Paul seeks to do justice to the old dispensation of the law as a guide; he seeks to explain the impact of the new dispensation marked by faith and freedom. Out of this wrestling, there emerges a new vision. Being in Christ makes us all children of God. We have been called by name and our identities are grounded in God: we too have been baptised into Christ.
We are also clothed with Christ. We have been called into a relationship with God which extends his mercy, grace and forgiveness to us; we are to literally put this on, as outward vesture which shapes our thinking and speaking and acting. We are to be true to Christ.
That is a challenge to us as a Church – as we live and worship and work. We are one in Christ that there is no longer Jew/Greek, slave/free, male/female. All the other marks of our social and economic status, all that makes us who we are, have been relocated in Christ. In baptism we become united with one another in one body, offspring of one family. It is not that our difference and disagreement evaporate; it is that they are channelled to a common purpose; reshaped by God’s love. All of you are one in Christ Jesus. It is a thrilling and compelling vision; but it is also a demanding calling.

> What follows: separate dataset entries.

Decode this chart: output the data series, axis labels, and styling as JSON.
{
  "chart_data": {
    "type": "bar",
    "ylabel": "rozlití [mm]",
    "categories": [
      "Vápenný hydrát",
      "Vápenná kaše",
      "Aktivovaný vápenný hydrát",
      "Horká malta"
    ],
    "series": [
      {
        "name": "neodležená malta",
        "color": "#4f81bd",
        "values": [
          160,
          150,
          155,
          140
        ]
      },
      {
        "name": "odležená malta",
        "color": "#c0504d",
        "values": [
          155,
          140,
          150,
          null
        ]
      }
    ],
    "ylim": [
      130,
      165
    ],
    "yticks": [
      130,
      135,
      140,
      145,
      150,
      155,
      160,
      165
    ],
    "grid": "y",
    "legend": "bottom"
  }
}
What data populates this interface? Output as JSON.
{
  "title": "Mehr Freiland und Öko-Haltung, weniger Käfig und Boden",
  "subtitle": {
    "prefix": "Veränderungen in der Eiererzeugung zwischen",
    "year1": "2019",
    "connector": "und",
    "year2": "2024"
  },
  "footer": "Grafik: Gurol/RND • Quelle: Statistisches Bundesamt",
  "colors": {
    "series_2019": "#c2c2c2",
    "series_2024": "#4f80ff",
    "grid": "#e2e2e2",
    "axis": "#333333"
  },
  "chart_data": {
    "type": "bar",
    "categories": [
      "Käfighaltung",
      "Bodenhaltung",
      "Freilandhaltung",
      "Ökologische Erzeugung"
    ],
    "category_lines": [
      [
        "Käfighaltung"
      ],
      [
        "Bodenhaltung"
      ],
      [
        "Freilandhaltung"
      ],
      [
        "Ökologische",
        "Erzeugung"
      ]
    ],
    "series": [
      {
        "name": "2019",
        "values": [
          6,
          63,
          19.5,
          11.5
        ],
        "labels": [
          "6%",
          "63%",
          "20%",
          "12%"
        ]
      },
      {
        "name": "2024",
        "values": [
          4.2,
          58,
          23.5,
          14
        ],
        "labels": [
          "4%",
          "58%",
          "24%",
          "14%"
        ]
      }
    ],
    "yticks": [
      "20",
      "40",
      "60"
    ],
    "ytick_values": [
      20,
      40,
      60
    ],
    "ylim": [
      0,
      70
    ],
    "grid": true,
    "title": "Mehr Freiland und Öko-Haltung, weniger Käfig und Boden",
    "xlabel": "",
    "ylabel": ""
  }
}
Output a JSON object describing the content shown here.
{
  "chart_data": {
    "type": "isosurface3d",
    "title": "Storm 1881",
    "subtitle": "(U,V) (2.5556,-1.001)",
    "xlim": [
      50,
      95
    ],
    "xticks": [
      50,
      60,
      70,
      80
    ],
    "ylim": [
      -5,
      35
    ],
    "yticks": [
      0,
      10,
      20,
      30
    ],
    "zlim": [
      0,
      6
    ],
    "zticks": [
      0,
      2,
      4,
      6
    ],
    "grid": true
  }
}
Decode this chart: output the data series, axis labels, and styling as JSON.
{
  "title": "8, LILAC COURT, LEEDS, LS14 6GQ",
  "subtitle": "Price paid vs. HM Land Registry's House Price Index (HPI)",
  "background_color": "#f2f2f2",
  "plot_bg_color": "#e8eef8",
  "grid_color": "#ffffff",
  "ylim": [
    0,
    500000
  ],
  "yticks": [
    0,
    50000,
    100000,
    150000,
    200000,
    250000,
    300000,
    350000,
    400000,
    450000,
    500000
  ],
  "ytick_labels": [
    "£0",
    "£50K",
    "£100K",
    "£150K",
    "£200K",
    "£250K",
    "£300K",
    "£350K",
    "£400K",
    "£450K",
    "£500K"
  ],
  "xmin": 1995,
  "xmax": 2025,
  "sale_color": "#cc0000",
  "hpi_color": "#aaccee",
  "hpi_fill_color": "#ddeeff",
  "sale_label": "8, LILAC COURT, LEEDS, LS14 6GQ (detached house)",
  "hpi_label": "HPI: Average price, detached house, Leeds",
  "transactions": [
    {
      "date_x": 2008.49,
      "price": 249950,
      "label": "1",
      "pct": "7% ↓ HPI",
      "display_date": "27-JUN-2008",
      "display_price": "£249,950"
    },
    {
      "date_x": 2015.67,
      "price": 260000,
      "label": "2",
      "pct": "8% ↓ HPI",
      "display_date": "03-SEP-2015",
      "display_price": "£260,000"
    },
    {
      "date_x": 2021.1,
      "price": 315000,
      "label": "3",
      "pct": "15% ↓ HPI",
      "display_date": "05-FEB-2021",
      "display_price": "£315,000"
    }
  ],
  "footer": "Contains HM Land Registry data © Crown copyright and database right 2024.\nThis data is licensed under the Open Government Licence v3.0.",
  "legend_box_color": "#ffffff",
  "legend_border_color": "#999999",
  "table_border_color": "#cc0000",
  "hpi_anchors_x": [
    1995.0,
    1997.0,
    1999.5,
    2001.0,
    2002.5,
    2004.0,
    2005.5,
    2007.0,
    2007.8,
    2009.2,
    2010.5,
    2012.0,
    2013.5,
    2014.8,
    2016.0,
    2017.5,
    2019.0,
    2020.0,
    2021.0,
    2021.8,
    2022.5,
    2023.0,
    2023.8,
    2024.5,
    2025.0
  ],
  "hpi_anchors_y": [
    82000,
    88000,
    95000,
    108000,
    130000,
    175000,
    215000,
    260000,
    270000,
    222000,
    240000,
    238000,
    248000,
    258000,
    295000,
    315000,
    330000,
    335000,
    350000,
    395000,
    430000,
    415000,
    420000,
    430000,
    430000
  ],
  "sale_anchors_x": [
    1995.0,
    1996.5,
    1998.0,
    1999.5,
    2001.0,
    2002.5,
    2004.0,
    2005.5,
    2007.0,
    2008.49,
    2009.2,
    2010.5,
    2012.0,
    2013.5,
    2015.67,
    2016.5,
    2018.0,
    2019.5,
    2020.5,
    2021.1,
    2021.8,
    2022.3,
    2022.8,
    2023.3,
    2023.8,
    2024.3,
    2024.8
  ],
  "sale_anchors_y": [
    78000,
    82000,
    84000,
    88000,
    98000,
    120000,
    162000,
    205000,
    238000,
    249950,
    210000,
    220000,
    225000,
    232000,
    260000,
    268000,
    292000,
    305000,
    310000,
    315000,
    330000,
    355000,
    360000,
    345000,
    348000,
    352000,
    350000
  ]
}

However marred within the reality of our own lives, the vision is fresh full of capacity to amaze and challenge. Look around you: these are the people with whom God has placed us; the people whose experience and ideas will provoke and challenge us; the people with whom we are one. If we were just another human federation, committed to being true to ourselves and our beliefs, committed to community and service, we might wonder how on earth we are to get there. However, week by week our hearts and minds are changed by sharing in this gift of the Eucharist.
The Eucharist is a foretaste of what is to come; a heavenly banquet, a kingdom where God is all in all. Yet the Eucharist as well as being a place of abundance; here we find forgiveness. We are one because we share in broken bread and outpoured wine. We lay down our regrets and betrayals. We receive God’s gifts of forgiveness, grace and healing in order that we might be one.
The kind of love we have in Christ is messy, fragile and generous. The kind of love we have in his body is deeply personal, yet universal. It is complex; yet we are formed and reformed. All that we have and all that we are is taken up in Christ.
We like the man restored to health of body and mind, sit together attending to the love and mercy of God; yet we like him are called to walk as disciples of Christ in the world. We are to take up our daily tasks, our involvement in our community; we are to do our work; live our relationships within a new frame of reference. We are reshaped by the bond of love and peace. We are to be true to ourselves as a new creation in Christ; rather than being true to the selves we construct.
Along with your Rector and PCC, you will be looking outwards into Farnham: discerning where God is at work ahead of you; identifying the challenges of your community – how you can support, encourage and celebrate all that is happening here. Go, declare how much God has done for you; go, as those whose lives are reformed in Christ; go as people facing fear with love.